Die Vertrauenslehrerin hatte mir deswegen ins Gewissen geredet. Ihrer Meinung nach machte sich die Pause nicht gut im Zeugnis und würde mir bei dem Versuch, ein Stipendium zu bekommen, Probleme bereiten. Aber was hätte ich tun sollen? Sie waren meine Familie und brauchten mich, also gab es gar keine andere Lösung. Sollte ich meine - an Leukämie erkrankte - Mutter einfach im Stich lassen? Oder meine Geschwister? Den leisen Gedanken, dass ich auch gar nicht weggehen konnte zum Studieren, verdrängte ich immer wieder schnell, wenn er kam. Ein Jahr blieb mir noch bis zum Highschoolabschluss. Bis dahin hatte sich bestimmt ein Stammzellenspender gefunden und Mom wurde endlich wieder gesund. Dann konnte ich ganz ohne schlechtes Gewissen an eine gute Uni gehen und Medizin studieren. Mein Traum, Ärztin zu werden und Familien wie uns zu helfen, begleitete mich bereits seit Jahren. Viele hielten die Menschen im Trailerpark für Abschaum und sicherlich stimmte das auch teilweise. Ein paar Leute, die hier lebten, hatten ihre Situation selbst verschuldet, aber bei vielen war es einfach Pech. Das Leben in den USA war hart und der Traum vom Tellerwäscher zum Millionär erfüllte sich nur selten. Eher landeten Menschen aus der Mittelschicht wegen Arbeitslosigkeit oder Krankheit hier und mussten plötzlich in einem Wohnwagen hausen. Bei uns war es ja auch so. Bis Mom krank wurde, hatten wir noch in einer Fünfzimmerwohnung mit einem Minigärtchen gelebt. Derrik, der Vater von Maine, Virginia und Dakota, hatte bei uns gelebt und seinen Anteil zum Unterhalt der Familie geleistet. Er hatte einen guten Job, Mom war halbtags arbeiten gegangen. Bis sich mit der Diagnose Leukämie von einem Tag auf den anderen alles geändert hatte. Derrik hatte angefangen zu saufen und seinen Job verloren, Mom war immer öfter zu schwach gewesen, um ihren Job ausführen zu können ... Dadurch waren wir hier gelandet und gezwungen gewesen, das Beste daraus zu machen. Wenn ich eins von meiner Mutter gelernt hatte, dann nie aufzugeben. Deshalb brachte ich auch den Rest des Schultages bestmöglich herum, ignorierte die dämlichen Sprüche meiner Klassenkameraden und beeilte mich, nach Schulschluss nach Hause zu laufen. Unterwegs kaufte ich noch schnell ein. Viel Geld hatte ich zwar nicht, aber für Nudeln mit Tomatensoße reichte es gerade so. Mr. Prayer, der Besitzer des Gemüseladens, in dem ich manchmal aushalf, winkte mich zu sich heran.

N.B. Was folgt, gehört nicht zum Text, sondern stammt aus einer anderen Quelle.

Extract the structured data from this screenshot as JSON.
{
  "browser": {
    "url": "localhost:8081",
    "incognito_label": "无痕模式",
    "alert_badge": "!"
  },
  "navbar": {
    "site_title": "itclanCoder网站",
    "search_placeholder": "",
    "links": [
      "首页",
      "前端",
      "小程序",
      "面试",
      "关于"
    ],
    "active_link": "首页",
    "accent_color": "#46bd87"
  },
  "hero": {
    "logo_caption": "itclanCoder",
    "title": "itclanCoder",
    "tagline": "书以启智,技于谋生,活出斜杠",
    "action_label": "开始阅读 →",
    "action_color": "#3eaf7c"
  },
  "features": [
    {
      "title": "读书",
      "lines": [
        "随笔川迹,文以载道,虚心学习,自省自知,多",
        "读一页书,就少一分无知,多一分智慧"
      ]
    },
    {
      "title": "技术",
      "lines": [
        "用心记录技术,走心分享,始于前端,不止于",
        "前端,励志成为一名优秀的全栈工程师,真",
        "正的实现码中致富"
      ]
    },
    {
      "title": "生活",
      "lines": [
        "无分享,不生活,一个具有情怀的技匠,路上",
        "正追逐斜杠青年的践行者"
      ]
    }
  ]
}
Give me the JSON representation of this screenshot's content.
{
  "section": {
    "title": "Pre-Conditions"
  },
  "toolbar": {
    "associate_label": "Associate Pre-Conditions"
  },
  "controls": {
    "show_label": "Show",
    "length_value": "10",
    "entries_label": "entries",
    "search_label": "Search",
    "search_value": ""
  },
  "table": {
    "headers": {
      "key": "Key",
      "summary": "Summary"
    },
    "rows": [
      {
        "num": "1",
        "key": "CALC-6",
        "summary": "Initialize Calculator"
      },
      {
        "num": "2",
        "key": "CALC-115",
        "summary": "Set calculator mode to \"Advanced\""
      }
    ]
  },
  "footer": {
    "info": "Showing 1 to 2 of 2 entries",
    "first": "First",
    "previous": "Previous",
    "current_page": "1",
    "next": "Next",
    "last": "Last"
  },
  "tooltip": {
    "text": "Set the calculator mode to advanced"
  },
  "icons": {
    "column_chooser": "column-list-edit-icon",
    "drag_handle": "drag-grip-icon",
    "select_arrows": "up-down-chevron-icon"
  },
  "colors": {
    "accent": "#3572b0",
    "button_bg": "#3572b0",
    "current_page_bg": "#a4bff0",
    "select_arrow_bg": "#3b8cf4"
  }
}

»Guten Tag, Mr. Prayer, kann ich Ihnen helfen?« Ich drückte heimlich die Daumen. Nicht nur, dass er gut bezahlte, er gab mir auch noch manchmal Obst und Gemüse extra mit. Vitamine waren so wichtig für Mom und auch für die Kinder.

»Hast du am Samstag Zeit? Ich muss zum Großmarkt, und meine Frau schafft es nicht allein im Laden.« Natürlich hatte ich da Zeit, begeistert sagte ich zu. Ganze acht Stunden Arbeit warteten auf mich, für die er mir achtzig Dollar versprach. Wer - außer ihm - zahlte einem Schulmädchen schon zehn Dollar pro Stunde? Die meisten versuchten sogar, unter dem Mindestlohn zu bleiben, schließlich gab es genug Menschen, die dringend einen Job suchten. Die Arbeitgeber waren nicht auf ein junges Mädchen wie mich angewiesen.

Ich verabschiedete mich und lief schnell weiter Richtung Trailerpark. Ich beeilte mich, damit die Kleinen Mom nicht zu sehr belasteten. Etwa hundert Meter vor dem Gebäude von ›Hope vor Kids‹ blieb ich staunend stehen. Hier tat sich etwas. Mehrere Baumaschinen standen bereit, und es sah so aus, als wollten sie das Haus abreißen. Das durfte doch nicht wahr sein. Eine ganze Traube von Menschen hatte sich auf der Straße versammelt, und ein Mann mit Bauhelm, der vor dem Eingang auf einer Art provisorischer Bühne stand, erklärte irgendetwas. Ich musste unbedingt näher heran, um zu erfahren, was hier los war. Sie konnten das ›Hope‹, wie viele es nur nannten, doch nicht einfach abreißen. Für viele Kinder im Viertel würde das den endgültigen Absturz bedeuten. Ich wollte mir gar nicht vorstellen, dass die Kleinen wie Utah - mein Bruder - enden könnten. Er hatte sich mit den falschen Leuten eingelassen und krumme Dinger gedreht. Nun saß er deswegen im Knast und war dort auch noch einer Gang beigetreten. Seine Zukunft sah ich klar vor mir, und sie war alles andere als das, was ich für meine anderen Geschwister erhoffte.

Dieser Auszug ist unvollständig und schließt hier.